Lastly, I have heard of the P6T Deluxe having issues with waking up from sleep mode. Has that been fixed?

But otherwise, the rest is stuff I would have recommended to anyone who wanted to build a system with a specific budget in mind
Again, great job guys! :grinthumb


Posts: 79   +1
First off . . . not sure why this is suddenly linking to the forum group from the front page . . . but ok! The three levels of PC's are decent choices I suppose. However, they are not exactly what I would have chosen and I think a lot of people would probably swap out this for that in many instances. Still the selections are arguably pretty good ones. The problem with such undertakings is there are so many choices and so many opinions on what is ideal for any given price range. It's not really a matter of what is right or wrong . . . just personal choice. Thanks for sharing!

Julio Franco

Posts: 8,556   +1,446
Staff member
  • Thread Starter Thread Starter
  • #6
Sorry I couldn't get back to your feedback any earlier though that probably gave enough time to spur some discussion back and forth as was the case regarding our high-end pick of the Core i7 940 over the 920. Of course, if you are an overclocker the 920 is the better choice for obvious reasons, but many prefer to just run stock nowadays.

Besides that I wanted to reiterate as I've done in previous versions of the buying guide, this is not meant to be "the ultimate guide" to strictly follow for your own build, but rather we try to give you the better possible components in three well differentiated target markets.

Mixing and matching components from the guides based on your own interests and priorities is probably the best way to go in many cases. Whether it's a gaming rig that you want to build or a powerful workstation or a cheap build for your mom.

In my particular case, for example, if I wanted a new gaming/workstation PC for myself today I'd pick components from the mid-range and luxury builds. I wouldn't want to spend as much on a soundcard or speakers or blu-ray, so I'd probably buy the 920 with 6GB RAM, the fastest single GPU graphics card available (GTX 285), I'd spend lots of money on a big monitor or two and high-end input devices. And well, those newer SSDs sure look sexy... ;)


Posts: 3,379   +53
Thanks for getting back to us Julio. Again great article, and I to built an htpc some months back. I also think mixing parts in your build can yield "happiness" as long as you put the majority money where it can be utilized the most.

I opted for a 40" samsung lcd monitor because we needed a tv in the living area, and it would make sense to spend the 200 dollars for blue ray capabilities. We wound up only using a 4830(in which i purchased because a previous article here) but that's enough to get the job done of simple browsing and movies.

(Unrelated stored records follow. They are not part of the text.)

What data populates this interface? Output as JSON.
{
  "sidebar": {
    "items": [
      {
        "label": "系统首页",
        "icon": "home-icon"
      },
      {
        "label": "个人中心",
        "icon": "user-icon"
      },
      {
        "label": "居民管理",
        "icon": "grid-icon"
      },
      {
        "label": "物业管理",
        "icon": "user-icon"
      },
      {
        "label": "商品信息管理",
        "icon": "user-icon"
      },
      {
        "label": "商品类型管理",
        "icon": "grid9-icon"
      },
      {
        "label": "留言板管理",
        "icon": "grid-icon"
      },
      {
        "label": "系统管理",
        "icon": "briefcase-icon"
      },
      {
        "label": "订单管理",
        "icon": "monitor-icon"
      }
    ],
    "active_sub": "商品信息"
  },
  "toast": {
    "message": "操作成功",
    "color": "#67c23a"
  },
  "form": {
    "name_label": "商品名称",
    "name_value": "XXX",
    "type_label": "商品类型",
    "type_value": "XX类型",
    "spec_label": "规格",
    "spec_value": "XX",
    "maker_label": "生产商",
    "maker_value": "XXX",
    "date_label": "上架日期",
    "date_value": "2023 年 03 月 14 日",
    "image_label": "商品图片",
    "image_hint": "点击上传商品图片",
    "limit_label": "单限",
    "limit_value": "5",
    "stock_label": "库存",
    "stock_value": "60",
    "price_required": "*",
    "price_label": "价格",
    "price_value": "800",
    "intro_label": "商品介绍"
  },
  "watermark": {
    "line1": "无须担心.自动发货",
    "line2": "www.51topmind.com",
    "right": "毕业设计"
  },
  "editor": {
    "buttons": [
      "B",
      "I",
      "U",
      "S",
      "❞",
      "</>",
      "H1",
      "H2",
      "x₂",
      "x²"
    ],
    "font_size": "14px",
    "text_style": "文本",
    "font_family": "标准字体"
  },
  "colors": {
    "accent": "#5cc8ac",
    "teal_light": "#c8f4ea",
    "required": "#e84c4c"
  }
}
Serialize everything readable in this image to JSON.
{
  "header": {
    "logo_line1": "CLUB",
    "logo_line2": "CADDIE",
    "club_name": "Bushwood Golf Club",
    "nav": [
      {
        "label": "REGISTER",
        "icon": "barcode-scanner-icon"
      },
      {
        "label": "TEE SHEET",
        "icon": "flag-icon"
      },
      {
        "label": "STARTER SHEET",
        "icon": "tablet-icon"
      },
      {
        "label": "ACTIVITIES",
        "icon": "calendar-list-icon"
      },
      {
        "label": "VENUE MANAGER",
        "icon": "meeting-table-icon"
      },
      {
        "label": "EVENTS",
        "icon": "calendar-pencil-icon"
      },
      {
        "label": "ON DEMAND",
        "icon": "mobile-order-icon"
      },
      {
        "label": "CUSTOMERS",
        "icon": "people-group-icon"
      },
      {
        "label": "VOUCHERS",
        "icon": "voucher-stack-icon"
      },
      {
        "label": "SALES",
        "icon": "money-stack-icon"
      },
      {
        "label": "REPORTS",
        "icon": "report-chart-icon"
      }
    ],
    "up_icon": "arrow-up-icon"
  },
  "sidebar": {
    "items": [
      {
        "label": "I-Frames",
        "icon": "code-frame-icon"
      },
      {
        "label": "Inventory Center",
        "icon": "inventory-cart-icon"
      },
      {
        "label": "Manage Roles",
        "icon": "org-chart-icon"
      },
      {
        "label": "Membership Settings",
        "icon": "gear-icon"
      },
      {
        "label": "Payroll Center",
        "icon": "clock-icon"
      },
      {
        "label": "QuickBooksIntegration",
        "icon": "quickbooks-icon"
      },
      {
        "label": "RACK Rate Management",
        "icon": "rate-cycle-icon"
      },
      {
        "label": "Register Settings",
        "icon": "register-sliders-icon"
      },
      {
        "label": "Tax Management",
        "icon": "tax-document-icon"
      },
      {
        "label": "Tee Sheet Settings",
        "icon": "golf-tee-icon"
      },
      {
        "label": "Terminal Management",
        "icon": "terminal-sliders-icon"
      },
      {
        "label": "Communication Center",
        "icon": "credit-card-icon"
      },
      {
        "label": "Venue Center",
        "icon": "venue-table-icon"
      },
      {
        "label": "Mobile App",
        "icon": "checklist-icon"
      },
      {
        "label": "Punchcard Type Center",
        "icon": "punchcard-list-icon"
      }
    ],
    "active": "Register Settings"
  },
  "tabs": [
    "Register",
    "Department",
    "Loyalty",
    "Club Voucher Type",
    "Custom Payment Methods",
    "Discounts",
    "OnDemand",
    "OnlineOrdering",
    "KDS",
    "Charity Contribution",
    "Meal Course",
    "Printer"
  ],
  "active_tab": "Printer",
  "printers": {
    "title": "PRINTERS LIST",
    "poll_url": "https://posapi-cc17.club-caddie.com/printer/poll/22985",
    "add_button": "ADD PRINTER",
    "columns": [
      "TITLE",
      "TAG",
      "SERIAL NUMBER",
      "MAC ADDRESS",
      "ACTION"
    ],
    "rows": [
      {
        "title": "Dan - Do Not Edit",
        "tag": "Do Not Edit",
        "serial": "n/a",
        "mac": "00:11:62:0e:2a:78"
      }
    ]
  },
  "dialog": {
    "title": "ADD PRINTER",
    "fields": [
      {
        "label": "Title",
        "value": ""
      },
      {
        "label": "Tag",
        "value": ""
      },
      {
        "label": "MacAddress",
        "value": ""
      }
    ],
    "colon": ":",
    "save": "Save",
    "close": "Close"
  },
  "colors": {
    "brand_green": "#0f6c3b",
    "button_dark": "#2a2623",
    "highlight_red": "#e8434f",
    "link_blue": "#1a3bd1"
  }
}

We look forward to more articles and reviews :)


Posts: 648   +1
I've always loved the buyer guides here. Thanks for bringing it up to date!
I've got a suggestion though, inspired by the link in your luxury guide on the recommend motherboard. If you could link to item comparisons that support each item in its category, that would be spectacular. For instance, the SSD recommended in the guide should have a link to the recent SSD comparison done here. I'm sure the task of doing comparisons on all the different PC components would likely be daunting, but perhaps linking to external comparisons could be considered. I think it'd make the guide the one stop location for building your next PC and would save guys like me hours of time trying to research components and weed out all the nonsense websites that are advertising products instead of comparing them.


Posts: 79   +1
I agree, but I think you have to realize this thread is from two years ago! (2009). There were NO 120hz monitors then :)


Posts: 5,269   +103
This thread is dedicated to the refresh we performed in April 2009 (one year ago), however, the above links still lead to our main PC buying guide page, which is updated every couple weeks. It was updated just this past Sunday. You can find the latest discussion here.

As for the recommended display, thanks, we'll look into it :).